Surely if one could walk away from anything then 
we would but often we cannot and it has nothing to do with a lack of 
respect - it is just the way it is! We can have difficult situations 
with our children for example and we may find it impossible to believe 
it serves us, let alone grows us, feeling crushed as one can and it 
certainly does not make us happy but we would never walk away.... and 
should never walk away.
 
 Equally with parents who are deserving 
of our honouring no matter how hard it might be to remain in a 
relationship; or our siblings whom we have chosen to be with in this 
life; or our close friends whom we have known for many years and who, 
because of what is going on in their lives, no longer 'serve' us, although my question is, who 
says they should ?
And what does it mean to say that someone or 
something 'grows us' that we can define  as growth anyway?

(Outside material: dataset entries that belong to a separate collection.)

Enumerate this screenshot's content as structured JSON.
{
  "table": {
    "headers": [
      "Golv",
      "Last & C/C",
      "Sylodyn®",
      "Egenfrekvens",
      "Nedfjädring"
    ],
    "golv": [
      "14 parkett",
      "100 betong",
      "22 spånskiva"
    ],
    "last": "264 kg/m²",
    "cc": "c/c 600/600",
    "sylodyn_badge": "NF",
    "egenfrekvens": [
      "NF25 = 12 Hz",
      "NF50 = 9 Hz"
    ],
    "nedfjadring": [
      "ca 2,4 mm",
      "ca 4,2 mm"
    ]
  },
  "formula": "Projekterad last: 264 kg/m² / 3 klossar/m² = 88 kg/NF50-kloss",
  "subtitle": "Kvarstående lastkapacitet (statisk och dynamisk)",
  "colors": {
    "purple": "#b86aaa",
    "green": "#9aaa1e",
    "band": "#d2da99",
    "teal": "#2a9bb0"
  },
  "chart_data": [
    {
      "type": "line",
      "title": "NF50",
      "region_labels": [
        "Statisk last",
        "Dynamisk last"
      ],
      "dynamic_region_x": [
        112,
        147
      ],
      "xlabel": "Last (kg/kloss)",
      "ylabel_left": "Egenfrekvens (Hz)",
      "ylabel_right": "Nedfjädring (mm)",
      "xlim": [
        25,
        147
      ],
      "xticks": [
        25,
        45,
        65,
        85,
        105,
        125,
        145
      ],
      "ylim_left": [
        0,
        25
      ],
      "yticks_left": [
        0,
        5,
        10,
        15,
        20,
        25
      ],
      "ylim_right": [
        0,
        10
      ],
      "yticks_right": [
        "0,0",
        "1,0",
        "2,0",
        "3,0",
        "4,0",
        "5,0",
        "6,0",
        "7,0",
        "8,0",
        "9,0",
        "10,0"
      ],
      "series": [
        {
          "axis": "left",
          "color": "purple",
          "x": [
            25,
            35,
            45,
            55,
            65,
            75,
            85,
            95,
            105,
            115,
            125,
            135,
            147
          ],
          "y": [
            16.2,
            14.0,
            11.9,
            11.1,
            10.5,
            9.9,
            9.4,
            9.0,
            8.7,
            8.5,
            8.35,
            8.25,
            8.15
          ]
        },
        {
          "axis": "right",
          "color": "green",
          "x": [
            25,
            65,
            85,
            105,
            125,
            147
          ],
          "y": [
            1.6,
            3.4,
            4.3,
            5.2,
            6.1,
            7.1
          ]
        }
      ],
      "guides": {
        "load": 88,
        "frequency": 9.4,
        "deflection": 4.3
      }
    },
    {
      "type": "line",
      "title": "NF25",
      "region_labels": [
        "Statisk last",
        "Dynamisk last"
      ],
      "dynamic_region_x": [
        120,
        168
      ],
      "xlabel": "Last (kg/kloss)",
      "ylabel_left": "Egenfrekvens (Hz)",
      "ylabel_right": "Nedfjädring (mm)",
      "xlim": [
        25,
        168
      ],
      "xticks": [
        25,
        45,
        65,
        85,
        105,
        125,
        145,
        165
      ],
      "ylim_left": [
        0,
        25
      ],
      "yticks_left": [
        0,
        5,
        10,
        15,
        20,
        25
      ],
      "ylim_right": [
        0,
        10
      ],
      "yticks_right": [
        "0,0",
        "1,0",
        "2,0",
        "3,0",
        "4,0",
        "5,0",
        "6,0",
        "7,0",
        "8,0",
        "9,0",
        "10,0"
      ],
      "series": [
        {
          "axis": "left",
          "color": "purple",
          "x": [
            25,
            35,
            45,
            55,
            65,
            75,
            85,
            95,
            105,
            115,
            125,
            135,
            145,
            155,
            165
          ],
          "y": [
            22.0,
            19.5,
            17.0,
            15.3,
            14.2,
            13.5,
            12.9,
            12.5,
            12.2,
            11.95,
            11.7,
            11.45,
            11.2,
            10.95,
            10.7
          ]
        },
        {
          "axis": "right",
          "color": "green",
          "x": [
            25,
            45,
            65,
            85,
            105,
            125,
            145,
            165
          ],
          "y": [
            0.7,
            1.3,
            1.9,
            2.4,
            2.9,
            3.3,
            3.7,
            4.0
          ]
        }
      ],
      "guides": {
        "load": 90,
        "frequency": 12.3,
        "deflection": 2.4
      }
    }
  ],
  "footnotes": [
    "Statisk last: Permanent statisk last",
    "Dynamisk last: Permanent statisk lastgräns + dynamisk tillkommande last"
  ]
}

How would we 
know what is growing us and what is not given that often it is only when
 we look back over many years that we can see that difficult situations 
were in fact just what we needed and the best thing for us? The 
difficult 
people and situations are our greatest teachers so says another spiritual maxim.
And
 then there is the illusion of what makes us happy, when often, what 
makes us happy or makes us feel happy or think we are happy is the worst
 thing for us. Ask anyone who is addicted to drugs, drink, sex, work, 
exercise, food.....
If
 we are in an abusive relationship there is good reason to walk away but
 generally such relationships are long lasting and the decision to walk 
away comes very late in the piece. One could argue that if a woman does 
not walk away the first time her partner is physically violent toward 
her then she is accepting the situation and the problem is as much hers 
as his. Obviously it is not always easy to walk away and that is also 
the point. There are many things which don't 'serve' us, which are 
painful, which make us desperately unhappy and we feel we cannot walk 
away just yet, perhaps never. If we do walk away from an abusive 
relationship for instance then we still need to remember we cannot walk 
away from the part of us which got us there in the first place and kept 
us there; in other words we have to do the painful work or we will just 
put ourselves in the same situation again.

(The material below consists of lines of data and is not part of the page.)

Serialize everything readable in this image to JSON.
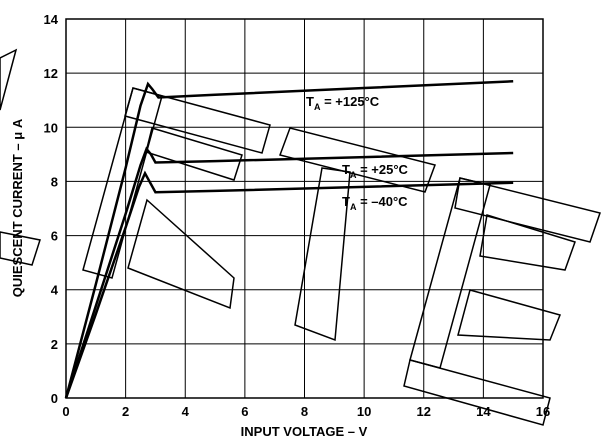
{
  "chart_data": {
    "type": "line",
    "x_label": "INPUT VOLTAGE – V",
    "y_label": "QUIESCENT CURRENT – μ A",
    "xlim": [
      0,
      16
    ],
    "xticks": [
      0,
      2,
      4,
      6,
      8,
      10,
      12,
      14,
      16
    ],
    "ylim": [
      0,
      14
    ],
    "yticks": [
      0,
      2,
      4,
      6,
      8,
      10,
      12,
      14
    ],
    "grid": true,
    "series": [
      {
        "name": "+125°C",
        "color": "#000000",
        "x": [
          0,
          1,
          2,
          2.5,
          2.75,
          2.9,
          3.1,
          5,
          10,
          15
        ],
        "values": [
          0,
          4.2,
          8.5,
          10.8,
          11.6,
          11.4,
          11.1,
          11.2,
          11.45,
          11.7
        ]
      },
      {
        "name": "+25°C",
        "color": "#000000",
        "x": [
          0,
          1,
          2,
          2.5,
          2.7,
          2.85,
          3.0,
          5,
          10,
          15
        ],
        "values": [
          0,
          3.4,
          6.8,
          8.6,
          9.2,
          9.0,
          8.7,
          8.75,
          8.9,
          9.05
        ]
      },
      {
        "name": "–40°C",
        "color": "#000000",
        "x": [
          0,
          1,
          2,
          2.45,
          2.65,
          2.8,
          3.0,
          5,
          10,
          15
        ],
        "values": [
          0,
          3.1,
          6.3,
          7.8,
          8.3,
          8.0,
          7.6,
          7.65,
          7.8,
          7.95
        ]
      }
    ],
    "annotations": [
      {
        "text": "T",
        "subscript": "A",
        "suffix": " = +125°C"
      },
      {
        "text": "T",
        "subscript": "A",
        "suffix": " = +25°C"
      },
      {
        "text": "T",
        "subscript": "A",
        "suffix": " = –40°C"
      }
    ]
  }
}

 We may not always get what we want but we always get what we need. 
Sometimes we have no way of knowing what serves us until many years 
later; sometimes what grows us the most is pain and courage and 
suffering; sometimes what makes us happy is the most destructive 
thing.... ask any drug addict ..... life is what it is and sometimes we 
cannot walk away and if we do, life just presents us with the same 
lesson in different form. 
 If you run from your demons they will follow; turn and face them and they dissolve.